"I have reviewed the declaration of Michael V. Hayden dated March 8, 2017," Drake's statement said. "As a result of personal knowledge I gained as a long-time contractor and then senior executive (1989-2008) of the NSA, I know the statements made by Hayden in that declaration are false or, if not literally false, substantially misleading."
Drake's statement was provided to the U.S. Department of Justice this week, as part of discovery, by attorney Rocky Anderson the Salt Lake City mayor at the time of the 2002 Olympics who represents plaintiffs Mary Josephine Valdez, Howard Stephenson, Deeda Seed, Will Bagley and Thomas Nelson Huckin.
In January, Judge Robert Shelby rejected an attempt by the Department of Justice to dismiss the case.
The NSA has the capability to seize and store electronic communications passing through U.S. intercept centers, according to a statement from Drake.
After Sept. 11, 2001, "the NSA's new approach was that the president had the authority to override the Foreign Intelligence Surveillance Act (FISA) and the Bill of Rights, and the NSA worked under the authority of the president," Drake said. "The new mantra to intercepting intelligence was 'just get it' regardless of the law."
Additional information on NSA's intelligence gathering came to light in 2013 when Edward Snowden revealed to Glenn Greenwald of the Guardian, the scope of U.S. and British global surveillance programs.
One of the documents Snowden purloined spoke to the 2002 operation, where the NSA sought detailed records without warrants from telecom communications systems in Utah, including Qwest Communications.
The document, labeled "Top Secret," has several entries, including this one: "In early 2002, NSA personnel met with senior vice president of government systems and other employees from Company E [later identified as Qwest]. Under authority of the President's Surveillance Program (PSP), NSA asked Company E to provide call records in support of security for the Olympics in Salt Lake City... On 19 February 2002, Company E submitted a written proposal that discussed methods it could use to regularly replicate call record information stored in a Company E facility and potentially froward the same information to NSA ... "
In 2011 the NSA completed the $1.2 billion digital storage faci`lity called the Utah Data Center in Bluffdale.

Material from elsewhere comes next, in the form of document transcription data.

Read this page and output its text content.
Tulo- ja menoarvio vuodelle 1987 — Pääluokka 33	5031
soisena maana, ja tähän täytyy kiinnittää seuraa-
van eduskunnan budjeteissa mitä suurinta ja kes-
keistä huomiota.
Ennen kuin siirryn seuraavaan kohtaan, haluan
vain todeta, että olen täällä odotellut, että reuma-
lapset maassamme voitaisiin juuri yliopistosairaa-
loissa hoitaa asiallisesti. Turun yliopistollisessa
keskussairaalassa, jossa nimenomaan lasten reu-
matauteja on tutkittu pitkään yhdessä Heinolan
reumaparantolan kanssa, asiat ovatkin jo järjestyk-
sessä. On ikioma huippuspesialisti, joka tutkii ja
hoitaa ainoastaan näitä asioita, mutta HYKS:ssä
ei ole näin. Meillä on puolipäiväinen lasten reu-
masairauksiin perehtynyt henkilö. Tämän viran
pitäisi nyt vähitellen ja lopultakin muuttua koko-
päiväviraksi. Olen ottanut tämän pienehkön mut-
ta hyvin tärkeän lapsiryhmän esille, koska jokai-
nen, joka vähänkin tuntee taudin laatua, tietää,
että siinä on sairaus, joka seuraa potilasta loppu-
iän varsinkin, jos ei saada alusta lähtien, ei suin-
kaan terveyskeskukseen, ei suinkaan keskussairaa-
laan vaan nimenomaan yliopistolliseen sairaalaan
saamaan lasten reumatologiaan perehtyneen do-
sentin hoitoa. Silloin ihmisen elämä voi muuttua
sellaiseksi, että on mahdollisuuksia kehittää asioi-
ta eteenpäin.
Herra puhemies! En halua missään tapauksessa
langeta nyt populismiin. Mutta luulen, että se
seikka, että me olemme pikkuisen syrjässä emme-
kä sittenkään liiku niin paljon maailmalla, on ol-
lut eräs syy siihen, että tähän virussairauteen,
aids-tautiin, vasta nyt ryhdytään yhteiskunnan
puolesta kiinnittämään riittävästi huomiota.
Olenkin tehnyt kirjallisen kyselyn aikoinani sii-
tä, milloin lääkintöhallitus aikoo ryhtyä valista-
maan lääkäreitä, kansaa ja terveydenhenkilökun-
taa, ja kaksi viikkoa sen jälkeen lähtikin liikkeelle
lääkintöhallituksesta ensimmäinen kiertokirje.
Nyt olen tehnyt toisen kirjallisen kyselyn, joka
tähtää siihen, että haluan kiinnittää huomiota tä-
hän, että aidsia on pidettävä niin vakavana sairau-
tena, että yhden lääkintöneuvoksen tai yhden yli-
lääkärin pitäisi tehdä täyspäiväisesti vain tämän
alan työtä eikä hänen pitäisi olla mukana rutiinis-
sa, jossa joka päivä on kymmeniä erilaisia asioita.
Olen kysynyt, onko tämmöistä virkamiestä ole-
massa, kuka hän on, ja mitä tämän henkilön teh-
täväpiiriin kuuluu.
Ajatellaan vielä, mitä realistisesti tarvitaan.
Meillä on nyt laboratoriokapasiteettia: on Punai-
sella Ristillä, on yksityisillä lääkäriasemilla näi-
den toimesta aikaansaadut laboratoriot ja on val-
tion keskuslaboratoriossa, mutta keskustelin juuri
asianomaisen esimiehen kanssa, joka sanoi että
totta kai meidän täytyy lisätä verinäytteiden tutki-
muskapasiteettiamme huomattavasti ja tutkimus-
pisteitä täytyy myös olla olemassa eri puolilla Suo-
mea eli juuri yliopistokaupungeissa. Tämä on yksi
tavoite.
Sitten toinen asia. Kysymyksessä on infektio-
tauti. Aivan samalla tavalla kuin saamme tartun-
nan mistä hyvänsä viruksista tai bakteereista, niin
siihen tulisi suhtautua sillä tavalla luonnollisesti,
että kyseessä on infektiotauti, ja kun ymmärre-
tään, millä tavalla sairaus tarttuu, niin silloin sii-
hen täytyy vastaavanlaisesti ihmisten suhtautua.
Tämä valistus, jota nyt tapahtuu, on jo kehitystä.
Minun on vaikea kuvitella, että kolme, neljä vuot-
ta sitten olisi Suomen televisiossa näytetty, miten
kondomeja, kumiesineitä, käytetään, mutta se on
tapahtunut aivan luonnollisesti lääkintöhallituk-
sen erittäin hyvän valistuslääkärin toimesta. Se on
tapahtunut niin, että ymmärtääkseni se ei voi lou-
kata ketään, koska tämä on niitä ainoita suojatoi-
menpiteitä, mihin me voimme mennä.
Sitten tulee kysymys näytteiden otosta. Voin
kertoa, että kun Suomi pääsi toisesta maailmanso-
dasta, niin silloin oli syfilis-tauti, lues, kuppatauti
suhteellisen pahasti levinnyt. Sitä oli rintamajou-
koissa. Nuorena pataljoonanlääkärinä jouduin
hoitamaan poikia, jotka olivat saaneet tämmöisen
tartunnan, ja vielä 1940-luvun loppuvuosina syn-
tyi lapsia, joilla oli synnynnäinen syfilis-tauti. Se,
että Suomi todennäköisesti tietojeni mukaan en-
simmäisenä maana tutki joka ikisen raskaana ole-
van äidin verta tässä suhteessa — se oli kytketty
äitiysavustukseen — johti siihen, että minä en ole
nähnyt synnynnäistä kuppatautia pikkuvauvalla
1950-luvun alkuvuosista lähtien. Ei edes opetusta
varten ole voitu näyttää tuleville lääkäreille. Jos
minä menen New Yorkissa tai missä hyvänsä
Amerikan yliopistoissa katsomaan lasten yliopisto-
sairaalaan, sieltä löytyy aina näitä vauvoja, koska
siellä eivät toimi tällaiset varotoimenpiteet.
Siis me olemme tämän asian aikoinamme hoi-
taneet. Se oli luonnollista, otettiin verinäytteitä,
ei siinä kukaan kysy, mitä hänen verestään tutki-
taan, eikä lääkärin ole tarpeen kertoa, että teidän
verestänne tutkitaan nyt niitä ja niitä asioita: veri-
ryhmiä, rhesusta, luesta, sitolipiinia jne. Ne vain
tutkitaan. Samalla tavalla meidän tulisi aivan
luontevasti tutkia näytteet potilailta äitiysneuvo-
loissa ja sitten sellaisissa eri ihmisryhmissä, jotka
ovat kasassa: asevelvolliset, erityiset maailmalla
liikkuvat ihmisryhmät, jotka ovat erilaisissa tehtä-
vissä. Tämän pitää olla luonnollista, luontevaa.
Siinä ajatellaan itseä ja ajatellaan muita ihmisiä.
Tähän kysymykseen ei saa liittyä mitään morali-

In a 2012 lawsuit in U.S. District Court for the Northern District of California, two former highly-placed NSA employees said the agency was not filtering personal electronic data but was storing everything it collected.
"The capacity of NSA's infrastructure far exceeds the capacity necessary for the storage of discreet, targeted communications," said William Binney. "The capacity of NSA's infrastructure is consistent, as a mathematical matter, with seizing both the routing information and the contents of all communications."
In the same case, J. Kirk Wiebe, who worked as a senior analyst at the NSA from 1975 to 2001, concurred with Binney and Drake.
"I agree with Mr. Drake's assessment that everything changed at the NSA after the attacks of September 11. The prior approach focused on complying with the Foreign Intelligence Act (FISA)," he stated. "The post-September 11 approach was that NSA could circumvent federal statutes and the Constitution as long as there was some visceral connection to looking for terrorists."
By contrast, in the Utah case, current NSA Director of Operations Wayne Murphy, like Hayden, rejected allegations of an NSA "blanket" surveillance program during the 2002 Winter Olympics. He noted, however, that NSA collection of communications did and does continue to exist but is "targeted at one-end foreign communications where a communicant was reasonably believed to be a member or agent of Al-Qaeda or another international terrorist organization."
Anderson called the NSA's surveillance programs "Orwellian."
"This portends the surveillance state," he said in an interview. "It's worse than East Germany during the Cold War."
"The evidence is that the surveillance was done wholesale, to an entire population in a particular geographic area," Anderson said. "This would have been the most massive, indiscriminate, warrantless, illegal spying on our citizens by the government, ever. They took an entire geographical area and scooped up everything for everybody."
In 1972, the U.S. Supreme Court ruled that warrantless domestic wiretaps were a violation of the Fourth Amendment.
After numerous revelations of spying on U.S. citizens by the NSA, CIA, FBI and IRS, during the 1950s, '60s and '70s, the Church Commission, headed by then-Sen. Frank Church, D-Idaho, investigated the agencies for domestic spying.
That led to the 1978 Foreign Intelligence Act was passed by Congress that set forth a FISA court to oversee foreign and domestic wiretaps.
Drake, an NSA whistleblower who alleged waste and fraud within the agency, was later charged with espionage under the Obama administration. Those charges were later dropped.